途中または最後の書き込みにムラがあって不自然だったり、後に修正される可能性もあります。ご了承ください。



 12月の始め。およそ1か月に渡って待たされた勅使達はようやく将軍・家茂と会見するに至った。その場には柳川左門と名乗る武市も同席し、将軍の目見えとなっている。はつみはそんな武市に対し『もはや自分の言葉が届く様な人ではないのかも知れない…自分の都合で彼の運命を変えるなんてできないのかも知れない』と思いながらも、乾退助との『取引』によって得た最大の好機に対峙しようとしていた。
 …かつて自分を引き立てようとしてくれた参政・吉田東洋。その東洋を己の右腕の様に起用していた土佐前藩主・容堂公との会談である。
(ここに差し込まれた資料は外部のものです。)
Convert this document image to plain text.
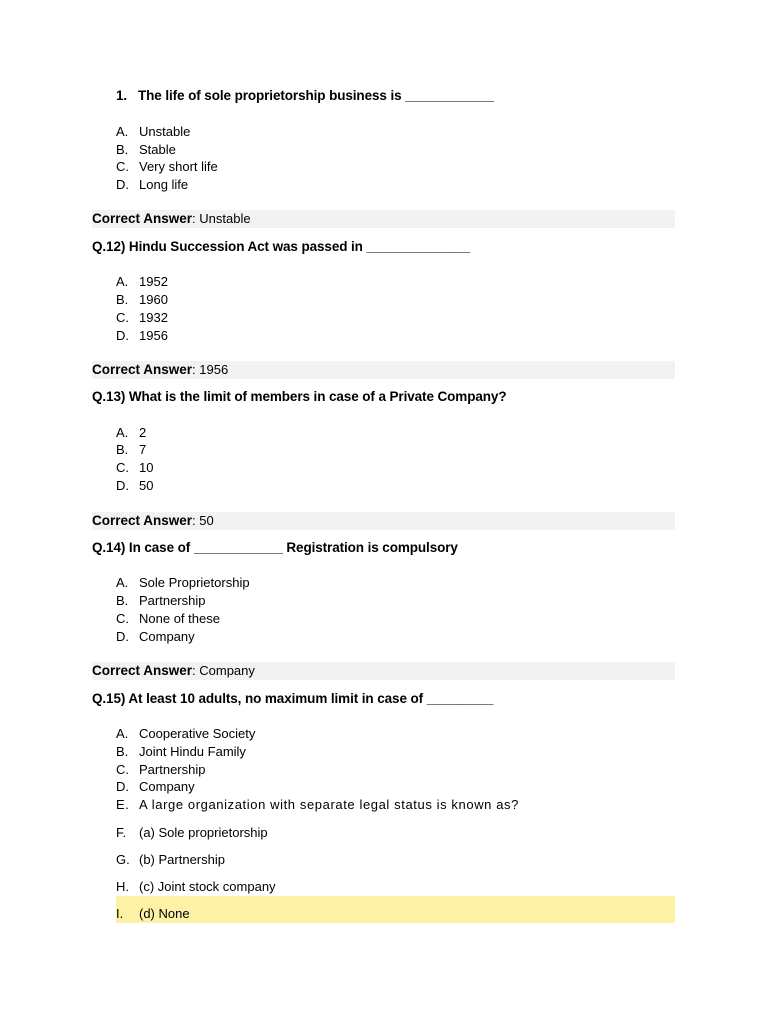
1. The life of sole proprietorship business is ____________
A. Unstable
B. Stable
C. Very short life
D. Long life
Correct Answer: Unstable
Q.12) Hindu Succession Act was passed in ______________
A. 1952
B. 1960
C. 1932
D. 1956
Correct Answer: 1956
Q.13) What is the limit of members in case of a Private Company?
A. 2
B. 7
C. 10
D. 50
Correct Answer: 50
Q.14) In case of ____________ Registration is compulsory
A. Sole Proprietorship
B. Partnership
C. None of these
D. Company
Correct Answer: Company
Q.15) At least 10 adults, no maximum limit in case of _________
A. Cooperative Society
B. Joint Hindu Family
C. Partnership
D. Company
E. A large organization with separate legal status is known as?
F. (a) Sole proprietorship
G. (b) Partnership
H. (c) Joint stock company
I. (d) None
 武市の運命について容堂との確執が最大の壁となるのなら、そこに何かしらのきっかけを築きたいとの一心だった。乾の好意を利用した形で『取引』したのも、その為なればの事である。しかし、時代の傑物・容堂を前にしたはつみは自分のペースで話をする事はできず、ただ容堂の知己を得ただけの会合となってしまっていた。

 容堂公が乾によるはつみの斡旋を受けたのは、その気鋭さを気に入って傍に置いている乾が斡旋してきたからというのも勿論あったが、他でもない亡・吉田東洋が彼女に注目していたからだ。土佐での聴取や交流における報告はしっかりと容堂の元へとあげられており、これを機とばかりに容堂は『開国富国強兵』『産業革命、殖産興業』『海外貿易』『教育』などについてはつみに訪ねて行く。

 とはいえ容堂公においては、ここ数日、土佐尊王攘夷派が事後報告で取り付けてくる朝廷との関りと幕府、佐幕派大名間での調整や会合、長州絡みの炎上対応などでキリキリ舞いであった心情の癒しともなる会談であった様だ。気を良くした容堂公は、土佐出身漁師でありながらアメリカへ渡り、帰国後はその語学力と西洋知識を以て幕臣へと取り立てられた中浜万次郎、はつみにとっては『ジョン万次郎』の名で知られた人物が記した『英米対話捷径』を賜り、大変上機嫌な様子で『励めよ』との言葉を下され……それで会合は終わってしまった。
 はつみはもっと武市と容堂公の間が自然と狭まり認め合えるきっかけとなる様な話題を切り拓く予定であったがまったくそうはならず、彼女が思う様な話ができず浮かない顔で出て行ったのを、乾は黙って見送るしかできないでいた。